Poet, novelist and professor Mircea Cărtărescu is one of Romania’s best-known contemporary authors and one of the most translated and awarded. This month he won the Premio Gregor von Rezzori for best foreign fiction work translated in Italy at this year’s edition of the Festival degli Scrittori in Florence. He received the award for the second volume of the Orbitor (Blinding) trilogy. He previously won the 2012 Berlin Prize for Literature, the 2013 Spycher-Leuk in Switzerland, and the 2015 Austrian State Prize for European Literature. A lot of his work is available in English, French, Spanish or German and can be read overall in more than a 20 languages.
A chapter from the book can be read in Spanish here.
El mismo camino de todos los días by Gabriela Adameşteanu
Also for a Spanish-speaking audience, Gabriela Adameşteanu’s novel Drumul egal al fiecărei zile was published earlier this year as El mismo camino de todos los días. The novel appeared at Xorki Ediciones, in the translation of Joaquín Garrigós Bueno. The novel, which received the Debut Award from the Romanian Writers’ Union, was previously translated in French, Italian, German and Bulgarian. It first appeared in Romanian in 1975, with a revised, definitive edition in 2015.
Gabriela Adameşteanu’s prose has been translated in 15 languages. She is the author of four novels, two short fiction volumes, two journalism books, and a book of memoires.

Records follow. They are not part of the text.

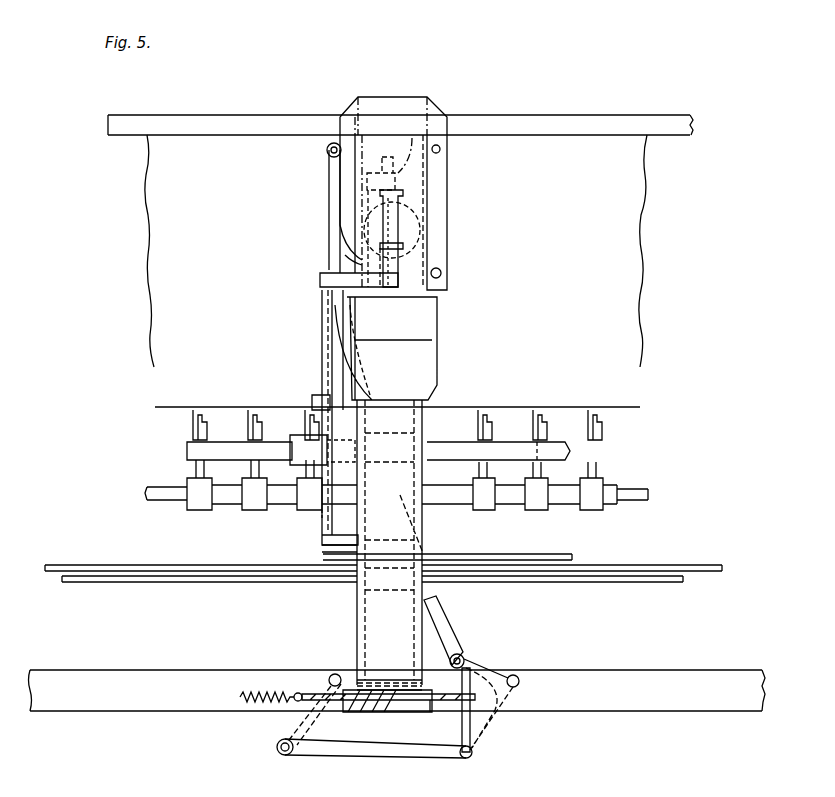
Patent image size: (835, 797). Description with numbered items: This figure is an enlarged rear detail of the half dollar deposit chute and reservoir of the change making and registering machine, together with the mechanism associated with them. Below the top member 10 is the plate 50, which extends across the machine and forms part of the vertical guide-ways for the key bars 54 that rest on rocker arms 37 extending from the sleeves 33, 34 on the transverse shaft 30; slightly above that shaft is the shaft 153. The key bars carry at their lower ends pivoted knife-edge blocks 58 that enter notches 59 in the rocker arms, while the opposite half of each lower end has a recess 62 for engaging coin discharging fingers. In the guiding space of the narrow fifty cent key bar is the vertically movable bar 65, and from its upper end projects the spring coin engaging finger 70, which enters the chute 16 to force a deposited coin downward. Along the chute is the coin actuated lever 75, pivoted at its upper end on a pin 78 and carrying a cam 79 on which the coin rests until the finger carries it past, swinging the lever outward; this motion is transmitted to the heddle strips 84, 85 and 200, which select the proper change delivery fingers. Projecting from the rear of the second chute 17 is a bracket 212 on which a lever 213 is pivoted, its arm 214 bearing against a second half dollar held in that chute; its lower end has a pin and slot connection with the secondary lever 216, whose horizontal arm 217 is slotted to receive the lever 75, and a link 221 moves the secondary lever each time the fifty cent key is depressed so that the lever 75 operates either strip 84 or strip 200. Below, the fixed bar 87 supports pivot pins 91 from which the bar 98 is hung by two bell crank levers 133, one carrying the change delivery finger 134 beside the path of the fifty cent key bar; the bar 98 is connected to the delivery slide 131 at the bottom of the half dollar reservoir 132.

The top plate 10 is at (690, 128).
The chute 16 is at (412, 105).
The coin chute 17 is at (410, 176).
The shaft 30 is at (640, 496).
The sleeve 33 is at (565, 500).
The sleeve 34 is at (352, 516).
The rocker arms 37 is at (255, 463).
The plate 50 is at (633, 283).
The key bars 54 is at (604, 427).
The pivoted blocks 58 is at (193, 434).
The notches 59 is at (190, 448).
The recess 62 is at (242, 425).
The vertically movable bar 65 is at (386, 372).
The spring coin engaging finger 70 is at (402, 146).
The coin actuated lever 75 is at (327, 216).
The pin 78 is at (326, 152).
The cam 79 is at (347, 262).
The heddle strip 84 is at (150, 560).
The heddle strip 85 is at (155, 583).
The fixed parallel bar 87 is at (727, 708).
The pivot pins 91 is at (518, 678).
The bar 98 is at (367, 748).
The delivery slide 131 is at (440, 705).
The half dollar reservoir 132 is at (365, 612).
The bell crank lever 133 is at (487, 726).
The change delivery finger 134 is at (462, 632).
The shaft 153 is at (545, 458).
The heddle strip 200 is at (496, 557).
The bracket 212 is at (403, 246).
The lever 213 is at (332, 288).
The arm 214 is at (403, 193).
The secondary lever 216 is at (322, 488).
The horizontally disposed arm 217 is at (324, 541).
The link 221 is at (307, 440).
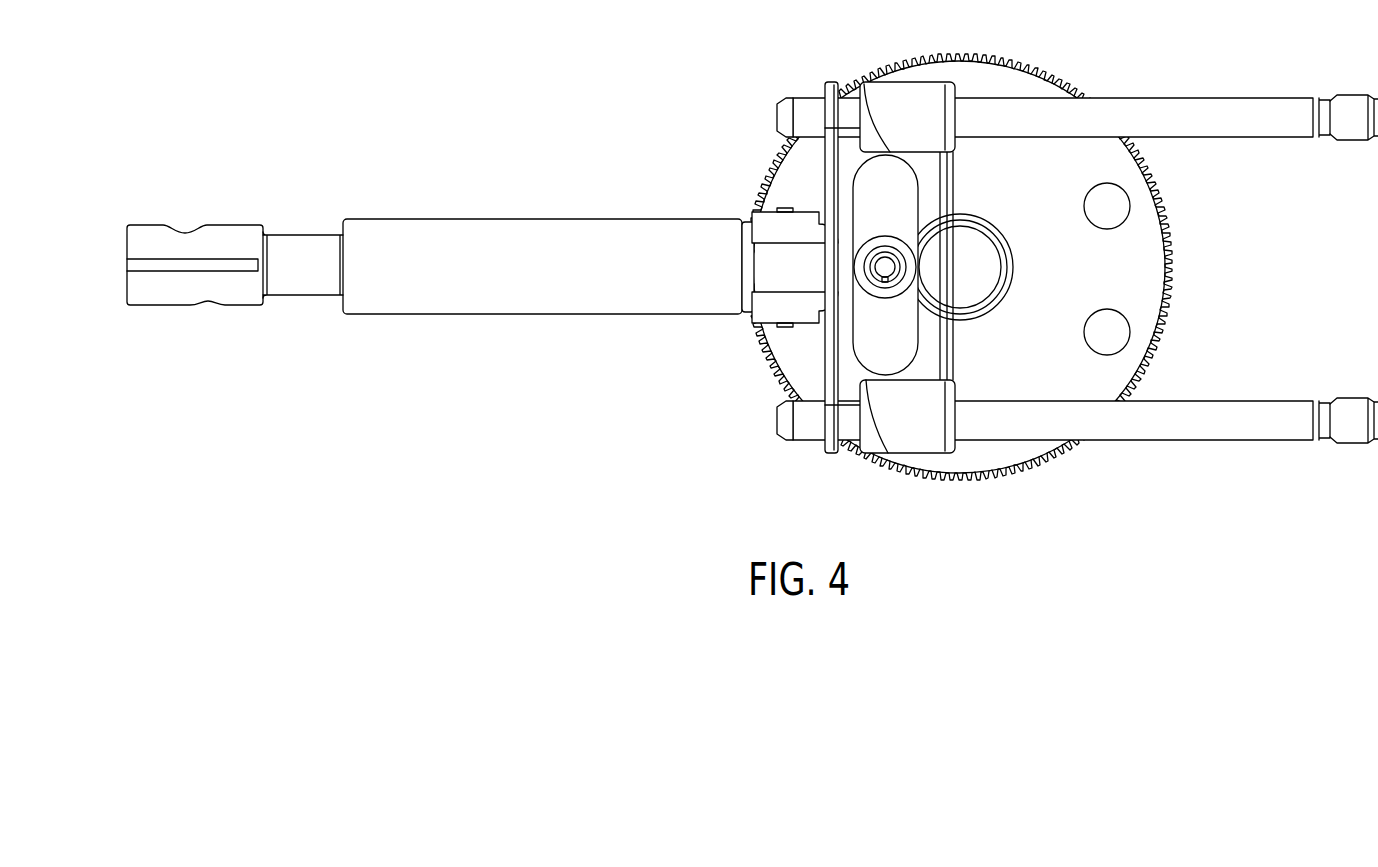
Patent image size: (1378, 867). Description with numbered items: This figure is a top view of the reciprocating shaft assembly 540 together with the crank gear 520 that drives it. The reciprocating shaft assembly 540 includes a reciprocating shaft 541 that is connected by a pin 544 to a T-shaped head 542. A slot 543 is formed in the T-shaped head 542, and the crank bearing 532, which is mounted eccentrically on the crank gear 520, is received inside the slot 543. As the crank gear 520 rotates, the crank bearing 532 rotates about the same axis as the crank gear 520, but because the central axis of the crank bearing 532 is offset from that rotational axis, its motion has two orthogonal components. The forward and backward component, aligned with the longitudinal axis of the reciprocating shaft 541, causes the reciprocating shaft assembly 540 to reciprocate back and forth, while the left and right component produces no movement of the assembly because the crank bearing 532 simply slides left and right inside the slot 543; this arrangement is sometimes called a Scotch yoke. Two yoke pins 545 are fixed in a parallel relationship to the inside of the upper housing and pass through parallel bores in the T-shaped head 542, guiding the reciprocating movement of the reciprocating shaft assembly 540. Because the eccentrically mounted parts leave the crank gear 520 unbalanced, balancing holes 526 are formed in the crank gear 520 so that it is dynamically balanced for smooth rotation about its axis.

The crank gear 520 is at (1043, 462).
The balancing holes 526 is at (1110, 307).
The crank bearing 532 is at (872, 236).
The reciprocating shaft assembly 540 is at (663, 315).
The reciprocating shaft 541 is at (642, 219).
The T-shaped head 542 is at (837, 455).
The slot 543 is at (850, 330).
The pin 544 is at (782, 327).
The yoke pins 545 is at (1218, 98).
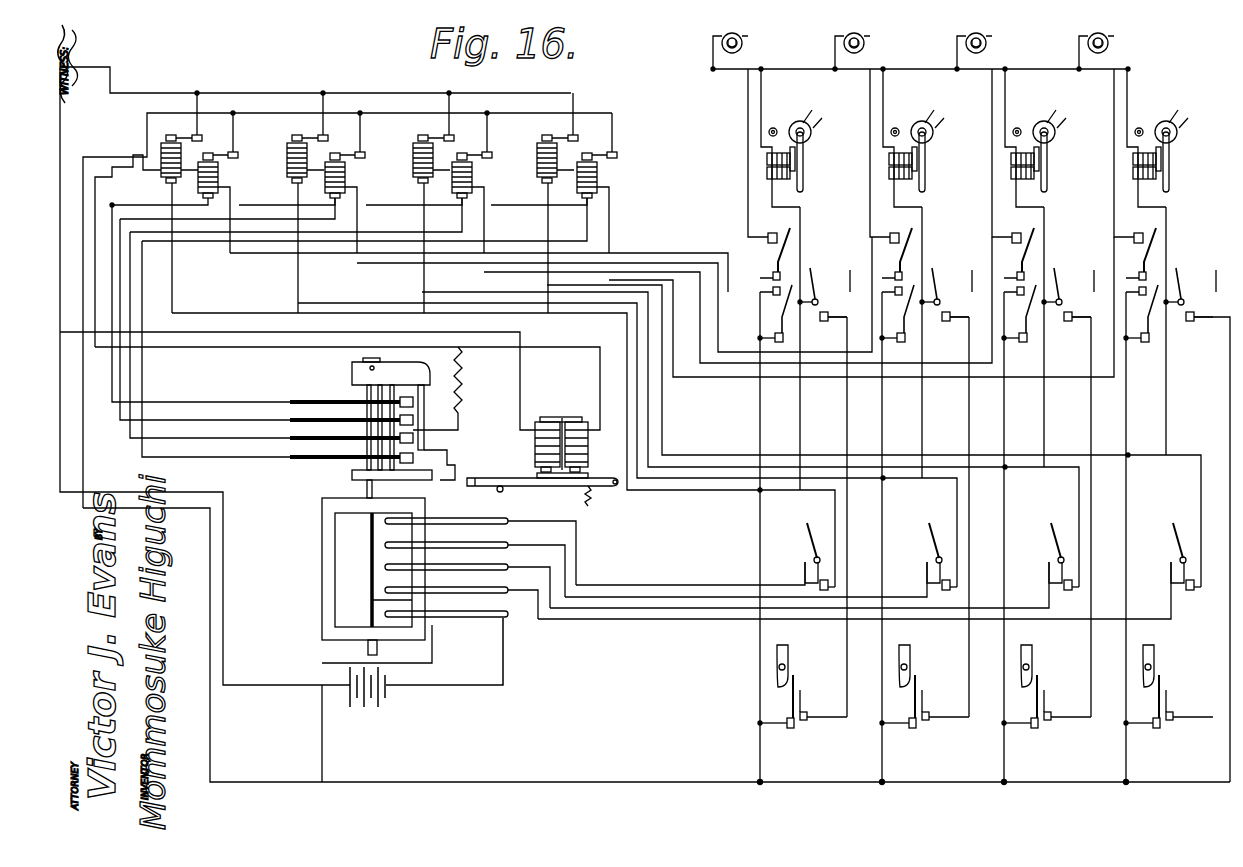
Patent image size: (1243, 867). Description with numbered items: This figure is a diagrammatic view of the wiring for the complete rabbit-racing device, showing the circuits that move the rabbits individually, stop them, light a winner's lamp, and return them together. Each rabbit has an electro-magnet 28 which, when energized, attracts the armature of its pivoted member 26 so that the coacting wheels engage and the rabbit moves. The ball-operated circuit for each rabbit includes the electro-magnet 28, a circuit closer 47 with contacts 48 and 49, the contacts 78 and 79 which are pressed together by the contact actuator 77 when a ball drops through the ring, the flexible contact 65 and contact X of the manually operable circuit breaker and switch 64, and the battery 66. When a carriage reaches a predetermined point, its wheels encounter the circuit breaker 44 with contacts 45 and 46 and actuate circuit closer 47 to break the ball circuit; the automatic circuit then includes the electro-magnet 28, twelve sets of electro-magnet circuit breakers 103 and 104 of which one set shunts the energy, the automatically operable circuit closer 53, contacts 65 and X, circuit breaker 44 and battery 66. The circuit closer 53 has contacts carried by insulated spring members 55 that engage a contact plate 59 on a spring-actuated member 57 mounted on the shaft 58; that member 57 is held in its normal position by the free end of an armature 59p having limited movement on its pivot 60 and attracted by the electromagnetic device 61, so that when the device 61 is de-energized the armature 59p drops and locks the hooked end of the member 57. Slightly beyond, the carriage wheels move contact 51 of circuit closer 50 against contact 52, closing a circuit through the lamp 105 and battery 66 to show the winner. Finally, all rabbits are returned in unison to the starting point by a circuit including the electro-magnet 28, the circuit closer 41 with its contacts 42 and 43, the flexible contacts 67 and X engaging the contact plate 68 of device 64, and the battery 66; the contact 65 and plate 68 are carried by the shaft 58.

The lamp 105 is at (745, 40).
The electro-magnet 28 is at (765, 165).
The member 26 is at (996, 151).
The contact 52 is at (939, 164).
The contact 51 is at (796, 238).
The circuit closer 50 is at (768, 272).
The contact 48 is at (1010, 281).
The contact 49 is at (1008, 288).
The circuit closer 47 is at (1020, 304).
The contact 46 is at (780, 300).
The circuit breaker 44 is at (775, 332).
The contact 45 is at (784, 322).
The contact 42 is at (986, 530).
The contact 43 is at (810, 555).
The circuit closer 41 is at (830, 580).
The contact actuator 77 is at (790, 660).
The contact 78 is at (793, 698).
The contact 79 is at (1006, 702).
The electro-magnet circuit breaker 103 is at (160, 172).
The electro-magnet circuit breaker 104 is at (220, 176).
The contact plate 59 is at (413, 371).
The manually operable circuit breaker and switch 64 is at (300, 570).
The member 57 is at (424, 438).
The spring members 55 is at (300, 404).
The automatically operable circuit closer 53 is at (352, 476).
The shaft 58 is at (383, 488).
The contact plate 68 is at (340, 525).
The flexible contact 65 is at (368, 616).
The contacts 67 is at (455, 520).
The contact X is at (512, 618).
The battery 66 is at (380, 705).
The electromagnetic device 61 is at (553, 418).
The armature 59p is at (545, 480).
The pivot 60 is at (600, 490).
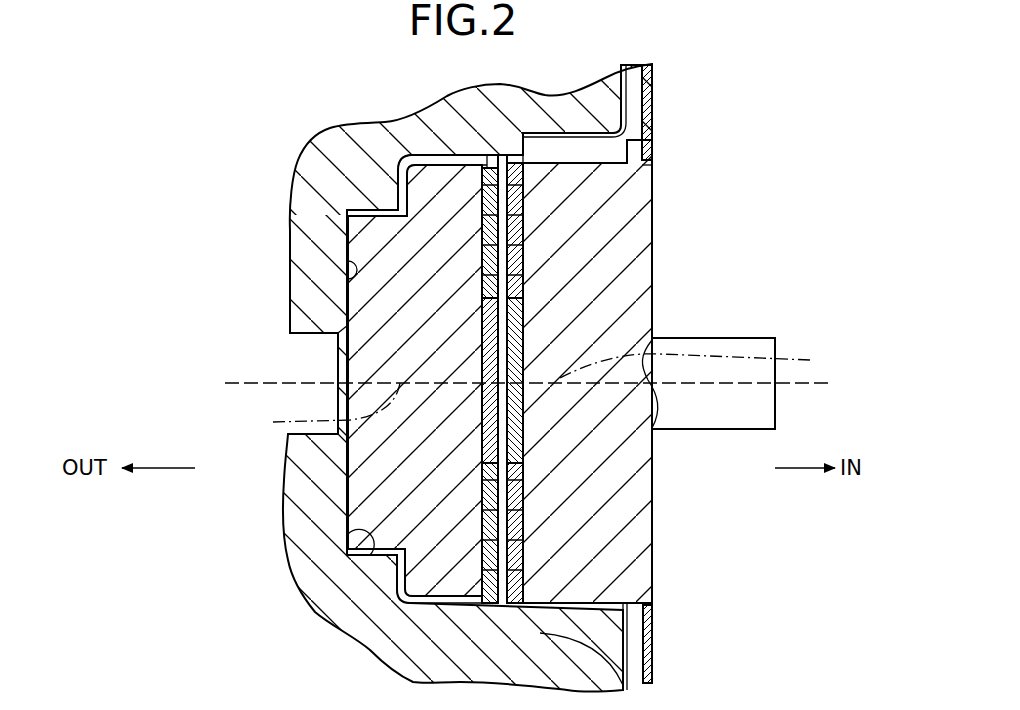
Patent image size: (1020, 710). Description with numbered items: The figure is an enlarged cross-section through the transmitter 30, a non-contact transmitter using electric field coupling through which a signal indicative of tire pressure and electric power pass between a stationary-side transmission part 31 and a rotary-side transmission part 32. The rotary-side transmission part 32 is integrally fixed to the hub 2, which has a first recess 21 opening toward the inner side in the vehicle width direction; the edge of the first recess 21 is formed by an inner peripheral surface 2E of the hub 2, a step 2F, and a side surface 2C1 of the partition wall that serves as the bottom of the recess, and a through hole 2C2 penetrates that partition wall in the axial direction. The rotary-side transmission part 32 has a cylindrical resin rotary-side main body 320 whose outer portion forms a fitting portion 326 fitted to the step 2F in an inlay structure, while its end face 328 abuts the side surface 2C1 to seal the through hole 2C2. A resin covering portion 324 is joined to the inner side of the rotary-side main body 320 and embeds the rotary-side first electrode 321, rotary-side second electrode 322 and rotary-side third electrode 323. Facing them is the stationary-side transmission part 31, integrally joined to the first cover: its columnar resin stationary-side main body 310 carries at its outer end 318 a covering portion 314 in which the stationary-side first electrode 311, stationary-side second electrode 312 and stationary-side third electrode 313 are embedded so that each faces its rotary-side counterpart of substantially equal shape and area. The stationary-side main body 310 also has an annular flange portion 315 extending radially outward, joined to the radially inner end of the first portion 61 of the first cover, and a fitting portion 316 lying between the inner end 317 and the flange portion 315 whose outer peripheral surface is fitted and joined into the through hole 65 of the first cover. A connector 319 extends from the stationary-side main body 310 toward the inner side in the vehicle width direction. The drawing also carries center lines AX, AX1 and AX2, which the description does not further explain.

The hub 2 is at (410, 380).
The first recess 21 is at (530, 148).
The side surface 2C1 is at (350, 279).
The through hole 2C2 is at (310, 348).
The inner peripheral surface 2E is at (460, 607).
The step 2F is at (397, 553).
The transmitter 30 is at (667, 490).
The stationary-side transmission part 31 is at (656, 292).
The rotary-side transmission part 32 is at (346, 298).
The through hole 65 is at (652, 172).
The first portion 61 is at (652, 660).
The stationary-side main body 310 is at (580, 440).
The stationary-side first electrode 311 is at (523, 187).
The stationary-side second electrode 312 is at (523, 227).
The stationary-side third electrode 313 is at (523, 267).
The covering portion 314 is at (510, 157).
The flange portion 315 is at (630, 140).
The fitting portion 316 is at (652, 585).
The inner end 317 is at (652, 550).
The outer end 318 is at (398, 430).
The connector 319 is at (750, 338).
The rotary-side main body 320 is at (433, 470).
The rotary-side first electrode 321 is at (483, 187).
The rotary-side second electrode 322 is at (483, 227).
The rotary-side third electrode 323 is at (483, 267).
The covering portion 324 is at (492, 153).
The fitting portion 326 is at (367, 512).
The end face 328 is at (333, 399).
The axis AX is at (248, 383).
The axis AX1 is at (311, 410).
The axis AX2 is at (705, 363).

Théodose le Petit by Răzvan Rădulescu
The novel Teodosie cel Mic was published mid-March as Théodose le Petit at Éditions Zulma in the translation of Philippe Loubière. The novel, praised by critics for its stylistic refinement and the wide range of narrative techniques employed, received the European Union Literature Prize in 2010.
This is not the author’s first novel translated in French. The same publishing house released in 2013 La Vie et les Agissements d’Ilie Cazane.
Author Răzvan Rădulescu made his debut in the group anthology Tablou de familie (Family Portrait) in 1995. His 1997 novel The Life and Deeds of Elijah Cazane received the Romanian Writers’ Union Prize for Debut. He worked with director Cristi Puiu on several screenplays such as Stuff and Dough (Marfa și Banii, 2001), Niki and Flo (Niki Ardelean, colonel în rezerva, 2003) or The Death of Mr. Lăzărescu (2005).
An English-language excerpt can be read here.